Case ID: ad3d_67/html/1023-01.html
Source: Caselaw Access Project
Author: {"author": "", "license": "Public Domain", "url": "https://static.case.law/"}
Date Created: 2024-08-24T03:29:51.129683

The People of the State of New York, Respondent, v Jerome Britt, Appellant.
    [888 NYS2d 761]
   Appeal by the defendant from a judgment of the Supreme Court, Kings County (Dowling, J.), rendered September 20, 2007, convicting him of criminal possession of a weapon in the third degree, upon a jury verdict, and sentencing him to a determinate term of two years imprisonment, plus two years’ postrelease supervision. The appeal brings up for review the denial, after a hearing (Holdman, J), of that branch of the defendant’s omnibus motion which was to suppress physical evidence.

Ordered that the judgment is modified, on the law and as a matter of discretion in the interest of justice, by vacating the period of postrelease supervision imposed as part of the sentence; as so modified, the judgment is affirmed, and the matter is remitted to the Supreme Court, Kings County, for the reimposition of a period of postrelease supervision in accordance herewith.

The hearing court properly determined that the arresting police officers had a founded suspicion that the defendant was engaged in criminal activity, warranting the common-law right of inquiry, which, by virtue of the defendant’s flight, ripened into reasonable suspicion to pursue (see People v Matienzo, 81 NY2d 778, 780 [1993]; People v De Bour, 40 NY2d 210, 222-223 [1976]; People v Wynn, 25 AD3d 576, 577 [2006]; People v Riley, 290 AD2d 568 [2002]; People v Largo, 282 AD2d 548, 549 [2001]).
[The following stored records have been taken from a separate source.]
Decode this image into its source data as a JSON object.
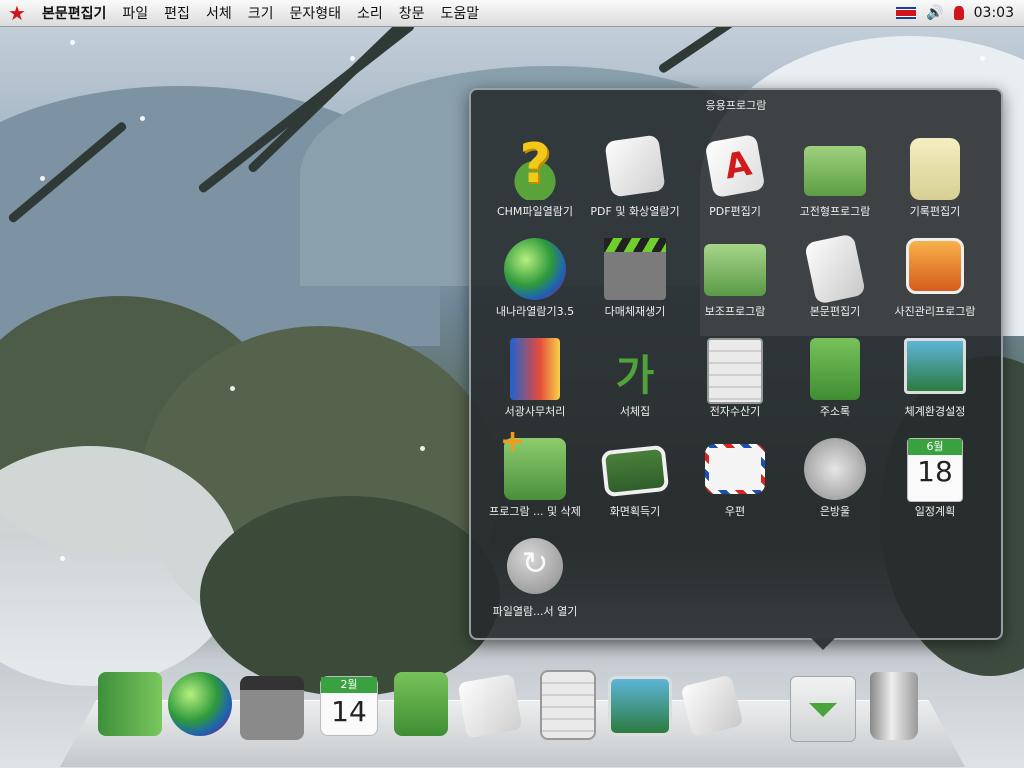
{
  "menubar": {
    "items": [
      "본문편집기",
      "파일",
      "편집",
      "서체",
      "크기",
      "문자형태",
      "소리",
      "창문",
      "도움말"
    ],
    "clock": "03:03"
  },
  "launcher": {
    "title": "응용프로그람",
    "apps": [
      {
        "label": "CHM파일열람기",
        "icon": "help-icon"
      },
      {
        "label": "PDF 및 화상열람기",
        "icon": "document-viewer-icon"
      },
      {
        "label": "PDF편집기",
        "icon": "pdf-editor-icon"
      },
      {
        "label": "고전형프로그람",
        "icon": "folder-icon"
      },
      {
        "label": "기록편집기",
        "icon": "notepad-icon"
      },
      {
        "label": "내나라열람기3.5",
        "icon": "globe-icon"
      },
      {
        "label": "다매체재생기",
        "icon": "film-clapper-icon"
      },
      {
        "label": "보조프로그람",
        "icon": "tools-folder-icon"
      },
      {
        "label": "본문편집기",
        "icon": "text-editor-icon"
      },
      {
        "label": "사진관리프로그람",
        "icon": "photo-manager-icon"
      },
      {
        "label": "서광사무처리",
        "icon": "office-suite-icon"
      },
      {
        "label": "서체집",
        "icon": "font-icon"
      },
      {
        "label": "전자수산기",
        "icon": "calculator-icon"
      },
      {
        "label": "주소록",
        "icon": "address-book-icon"
      },
      {
        "label": "체계환경설정",
        "icon": "system-settings-icon"
      },
      {
        "label": "프로그람 ... 및 삭제",
        "icon": "program-install-icon"
      },
      {
        "label": "화면획득기",
        "icon": "screenshot-icon"
      },
      {
        "label": "우편",
        "icon": "mail-icon"
      },
      {
        "label": "은방울",
        "icon": "emblem-icon"
      },
      {
        "label": "일정계획",
        "icon": "calendar-icon"
      },
      {
        "label": "파일열람...서 열기",
        "icon": "open-with-icon"
      }
    ],
    "calendar_icon": {
      "month": "6월",
      "day": "18"
    }
  },
  "dock": {
    "calendar_icon": {
      "month": "2월",
      "day": "14"
    },
    "items": [
      "office-suite-icon",
      "globe-icon",
      "film-clapper-icon",
      "calendar-icon",
      "address-book-icon",
      "document-viewer-icon",
      "calculator-icon",
      "system-settings-icon",
      "text-editor-icon",
      "launcher-toggle-icon",
      "trash-icon"
    ]
  }
}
Further, because the pursuit of the defendant was justified, the gun he discarded during the pursuit was not subject to suppression as the result of unlawful police behavior (see People v Wynn, 25 AD3d at 577; People v Riley, 290 AD2d at 568). Accordingly, the hearing court properly declined to suppress that gun.

Under the circumstances, the minimum period of postrelease supervision that the sentencing court could have imposed was IV2 years {see Penal Law § 70.45 [2] [e]). However, our review of the record gives rise to a concern that the sentencing court, which, inter alia, incorrectly indicated that “the minimum” period of postrelease supervision that could be imposed was two years, misapprehended its sentencing discretion with respect to that period. Accordingly, as the People correctly concede, the period of postrelease supervision imposed must be vacated, and the matter remitted for reconsideration of the length of that period and the reimposition of a period of postrelease supervision thereafter (cf. People v Reynolds, 57 AD3d 336 [2008]; People v Yant, 223 AD2d 747 [1996]; People v Jeffries, 166 AD2d 665, 666 [1990]). Covello, J.P., Santucci, Chambers and Lott, JJ., concur.